The longer your code needs to live, and the more complex your project becomes, the more you need to actually understand what you’re building. Joe Holmes, Codecademy Curriculum Developer in the AI and machine learning domain, uses the term “ignorance debt” to describe what happens when you don’t: 

“It’s like tech debt squared. It’s much, much worse,” Joe says. “You don’t know what kind of code is coming out. You just are only looking at: Does this kind of generally appear to be what I asked for? You don’t know if there are security flaws. You don’t know if there are performance flaws. You don’t know if you’re leaking sensitive information. You don’t know how to fix anything.” 

The tipping point comes down to two factors: complexity and time. If you’re developing software professionally, you’re legally responsible for the code you output. If you’re building something that will serve actual users, you need to be accountable for security, performance, and maintainability. And if your project will need updates or fixes over time (which most do) understanding your codebase becomes essential, not optional. 

The good news?
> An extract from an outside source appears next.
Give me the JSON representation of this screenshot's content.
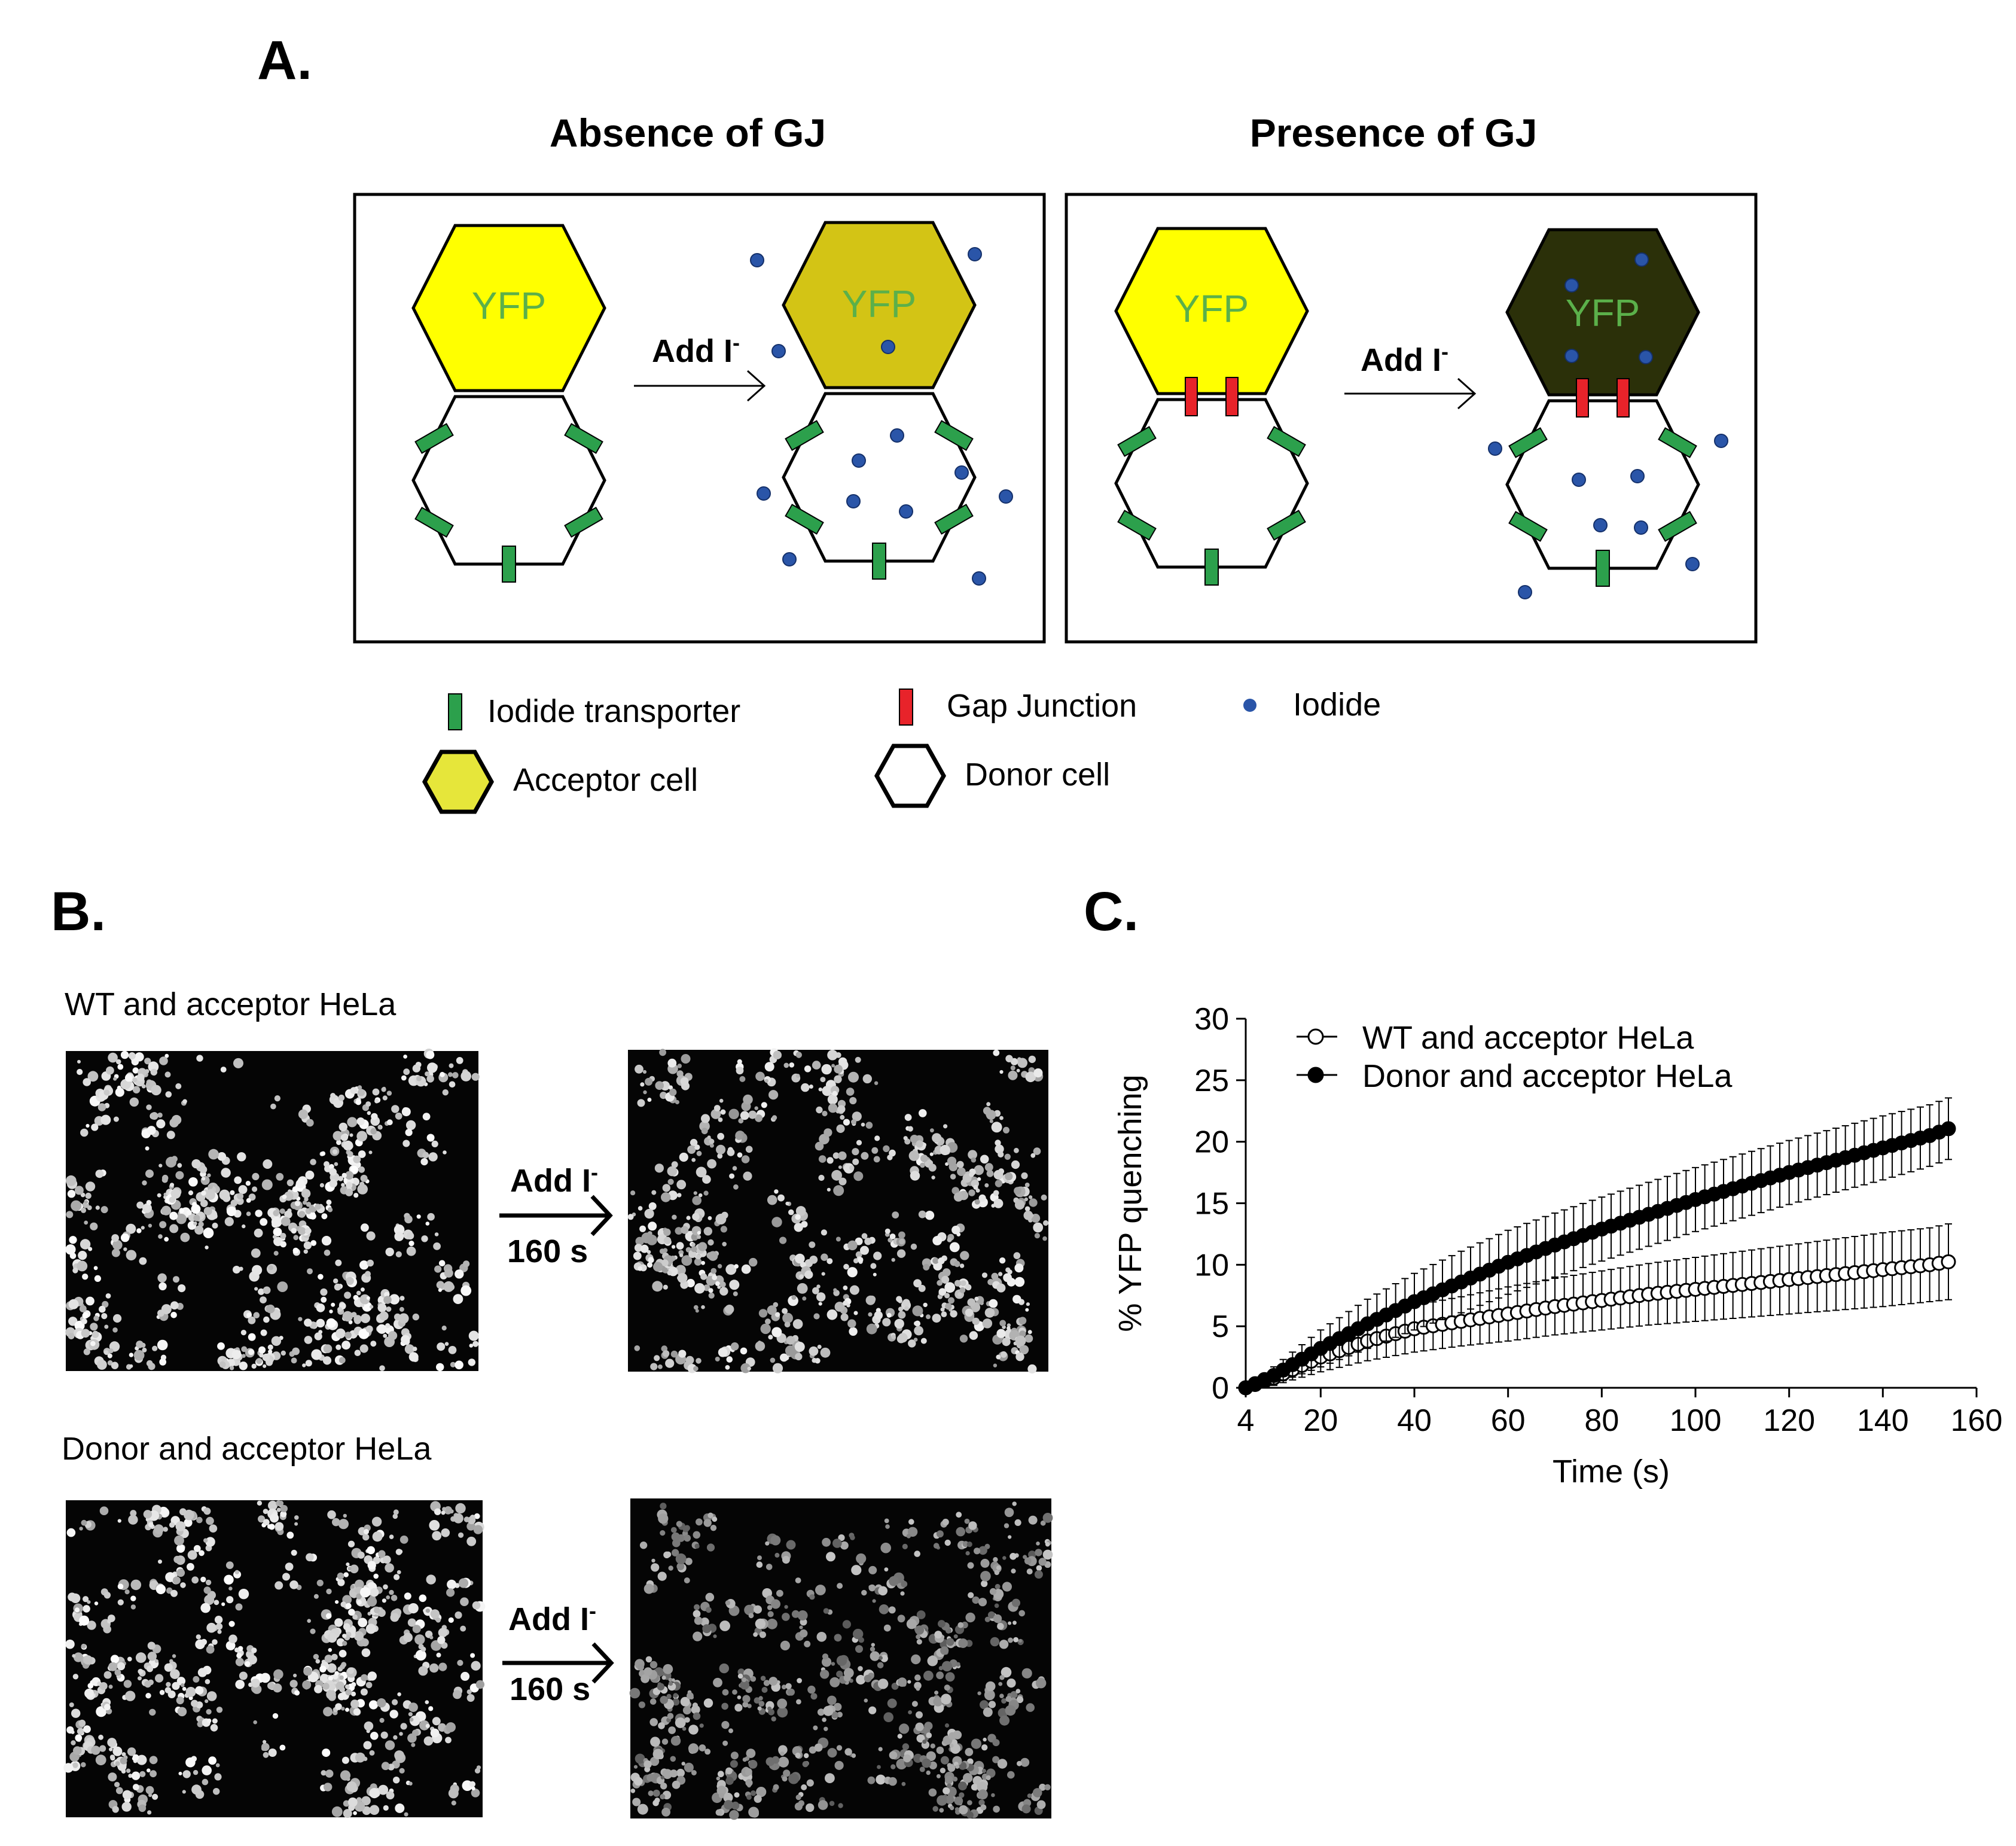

Learning doesn’t have to feel like eating your vegetables. “Kids hate veggies and broccoli because we don’t cook it well enough to make it tasty when we first introduce it to them,” says Nhi Pham, Codecademy Curriculum Developer. The same is true for teaching AI: “If you do it well, you’re inspiring people to have these very hygienic practices when working with AI,” she says.  

That’s exactly what AI Builder is designed to do — make learning feel as immediate and rewarding as building, so you develop good habits from the start rather than building a lifelong aversion to understanding your own code. 

Get started with the AI Builder 

AI isn’t a replacement for learning, it’s a tool — and a powerful one when it comes to education. Our new AI Builder allows for “just‑in‑time learning that’s highly personalized,” Zoe says. Even the best teachers or bootcamps can’t deliver that for every learner, on every project, instantly. Perhaps the most exciting vision is how AI changes what a learning environment can be. 

Zoe described it beautifully: “I imagine the AI Builder as a workspace… like having all your resources around you and an AI tutor in the background.” 

That’s the shift: from learning before you build to learning while you build. We can’t wait to see what you create.